Câmara dos Deputados Analisa Redução de Alíquotas para Indústria Química; Entenda o Impacto Potencial em Minas Gerais
Projeto de Lei Complementar 14/26 propõe alíquotas de transição menores até 2027, substituindo veto anterior do presidente Lula por falta de previsão orçamentária.
A Câmara dos Deputados analisa, nesta terça-feira (10/02/2026), o Projeto de Lei Complementar (PLP) 14/26. A proposta, apresentada pelo deputado Carlos Zarattini (PT-SP), visa estabelecer alíquotas de transição reduzidas para as indústrias químicas e petroquímicas que já participam de regimes fiscais especiais.
O objetivo é garantir uma migração suave dessas empresas para um novo regime tributário que entrará em vigor a partir de 2027. A medida busca evitar um aumento abrupto na carga tributária durante o período de transição.
Detalhes da Proposta e Contexto
As alíquotas menores, referentes ao pagamento de impostos, terão validade de março a dezembro de 2026. Elas substituem outras disposições que haviam sido vetadas pelo presidente Luiz Inácio Lula da Silva. O veto ocorreu devido à ausência de previsão de impacto orçamentário, um requisito legal para propostas que alteram receitas ou despesas públicas.
A discussão no plenário é acompanhada de perto pelo setor industrial, que busca estabilidade e previsibilidade fiscal para planejar seus investimentos e operações. A reportagem é de Eduardo Piovesan, com edição de Pierre Triboli.
Reflexos para o Norte de Minas
Embora a discussão ocorra em Brasília, a aprovação do PLP 14/26 pode ter desdobramentos significativos para o cenário econômico de Minas Gerais, incluindo o Norte de Minas. A redução das alíquotas tributárias para o setor químico e petroquímico tende a aumentar a competitividade das empresas atuantes no estado.
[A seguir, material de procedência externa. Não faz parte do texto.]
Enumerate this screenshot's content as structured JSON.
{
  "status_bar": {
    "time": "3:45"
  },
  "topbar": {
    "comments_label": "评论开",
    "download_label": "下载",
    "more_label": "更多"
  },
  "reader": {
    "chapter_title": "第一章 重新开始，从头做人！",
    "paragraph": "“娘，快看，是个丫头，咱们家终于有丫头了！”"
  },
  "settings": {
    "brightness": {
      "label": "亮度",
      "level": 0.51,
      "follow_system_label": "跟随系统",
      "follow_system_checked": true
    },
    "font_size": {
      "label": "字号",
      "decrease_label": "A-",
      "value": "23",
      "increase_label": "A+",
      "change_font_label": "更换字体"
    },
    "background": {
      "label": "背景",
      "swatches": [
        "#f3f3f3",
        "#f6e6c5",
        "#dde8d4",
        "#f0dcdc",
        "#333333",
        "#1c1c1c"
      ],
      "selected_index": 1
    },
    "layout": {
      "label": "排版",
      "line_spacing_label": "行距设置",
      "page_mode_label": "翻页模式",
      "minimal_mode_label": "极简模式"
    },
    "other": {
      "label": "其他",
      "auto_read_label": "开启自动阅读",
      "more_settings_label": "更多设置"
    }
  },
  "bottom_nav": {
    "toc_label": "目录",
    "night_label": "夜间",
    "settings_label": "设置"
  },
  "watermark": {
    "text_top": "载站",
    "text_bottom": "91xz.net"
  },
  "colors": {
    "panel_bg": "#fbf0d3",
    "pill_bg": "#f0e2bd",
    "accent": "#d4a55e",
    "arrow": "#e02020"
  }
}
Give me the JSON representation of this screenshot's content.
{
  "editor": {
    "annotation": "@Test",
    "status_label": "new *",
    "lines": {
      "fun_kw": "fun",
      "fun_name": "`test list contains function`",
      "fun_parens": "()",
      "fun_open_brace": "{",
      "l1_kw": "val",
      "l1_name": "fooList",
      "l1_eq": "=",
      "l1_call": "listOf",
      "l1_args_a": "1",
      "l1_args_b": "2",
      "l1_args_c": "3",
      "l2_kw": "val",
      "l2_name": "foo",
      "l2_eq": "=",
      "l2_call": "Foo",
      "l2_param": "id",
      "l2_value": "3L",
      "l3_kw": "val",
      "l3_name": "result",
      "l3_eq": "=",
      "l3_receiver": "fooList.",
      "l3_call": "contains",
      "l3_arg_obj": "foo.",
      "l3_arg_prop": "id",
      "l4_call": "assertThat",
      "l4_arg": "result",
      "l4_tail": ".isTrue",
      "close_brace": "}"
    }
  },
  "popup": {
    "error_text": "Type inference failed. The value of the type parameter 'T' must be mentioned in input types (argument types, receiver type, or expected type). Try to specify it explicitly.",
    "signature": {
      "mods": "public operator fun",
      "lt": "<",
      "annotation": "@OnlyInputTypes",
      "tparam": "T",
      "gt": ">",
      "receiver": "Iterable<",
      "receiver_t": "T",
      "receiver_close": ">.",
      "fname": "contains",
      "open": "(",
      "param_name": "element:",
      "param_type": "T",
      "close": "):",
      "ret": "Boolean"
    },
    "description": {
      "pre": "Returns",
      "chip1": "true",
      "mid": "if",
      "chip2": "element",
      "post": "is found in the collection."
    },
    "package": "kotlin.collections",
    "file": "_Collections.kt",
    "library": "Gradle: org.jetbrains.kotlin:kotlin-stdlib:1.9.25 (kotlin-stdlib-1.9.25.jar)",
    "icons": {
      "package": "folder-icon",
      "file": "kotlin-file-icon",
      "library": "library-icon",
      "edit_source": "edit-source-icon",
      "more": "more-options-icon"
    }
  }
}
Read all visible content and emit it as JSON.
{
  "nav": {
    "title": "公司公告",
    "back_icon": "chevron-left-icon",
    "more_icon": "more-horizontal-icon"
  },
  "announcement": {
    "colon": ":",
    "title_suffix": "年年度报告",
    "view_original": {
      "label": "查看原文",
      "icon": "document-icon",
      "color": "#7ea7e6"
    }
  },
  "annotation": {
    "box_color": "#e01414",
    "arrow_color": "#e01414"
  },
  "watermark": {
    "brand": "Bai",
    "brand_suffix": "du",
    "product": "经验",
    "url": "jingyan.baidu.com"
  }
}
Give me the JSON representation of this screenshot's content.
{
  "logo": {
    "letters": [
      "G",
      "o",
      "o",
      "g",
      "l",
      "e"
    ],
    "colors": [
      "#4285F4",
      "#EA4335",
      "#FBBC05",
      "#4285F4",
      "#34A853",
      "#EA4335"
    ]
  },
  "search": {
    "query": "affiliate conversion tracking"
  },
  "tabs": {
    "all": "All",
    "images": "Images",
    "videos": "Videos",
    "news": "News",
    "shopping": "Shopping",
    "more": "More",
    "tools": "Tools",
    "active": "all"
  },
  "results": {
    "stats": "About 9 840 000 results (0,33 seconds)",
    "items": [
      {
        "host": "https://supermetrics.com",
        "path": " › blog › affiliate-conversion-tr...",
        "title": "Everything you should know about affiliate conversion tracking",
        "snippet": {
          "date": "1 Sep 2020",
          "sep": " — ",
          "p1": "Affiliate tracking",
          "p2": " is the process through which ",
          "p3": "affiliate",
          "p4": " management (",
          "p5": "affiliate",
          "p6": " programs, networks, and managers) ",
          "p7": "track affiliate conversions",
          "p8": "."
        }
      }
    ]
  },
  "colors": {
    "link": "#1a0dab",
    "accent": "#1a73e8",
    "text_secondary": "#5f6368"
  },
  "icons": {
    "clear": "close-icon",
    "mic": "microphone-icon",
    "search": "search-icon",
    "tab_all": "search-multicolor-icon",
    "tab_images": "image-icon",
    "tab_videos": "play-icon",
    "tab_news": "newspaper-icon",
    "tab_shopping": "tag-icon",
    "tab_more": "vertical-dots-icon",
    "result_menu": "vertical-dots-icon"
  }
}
Na prática, isso pode incentivar a atração de novos investimentos e a expansão de plantas industriais já existentes. A medida tem potencial para gerar empregos e impulsionar a cadeia produtiva regional, beneficiando diretamente a economia local de cidades como Montes Claros, que buscam diversificação e fortalecimento de seu parque industrial.
Empresas que dependem de insumos químicos ou que fazem parte da cadeia de suprimentos dessas grandes indústrias também podem sentir um impacto positivo, com a possibilidade de redução de custos e maior fluidez no mercado.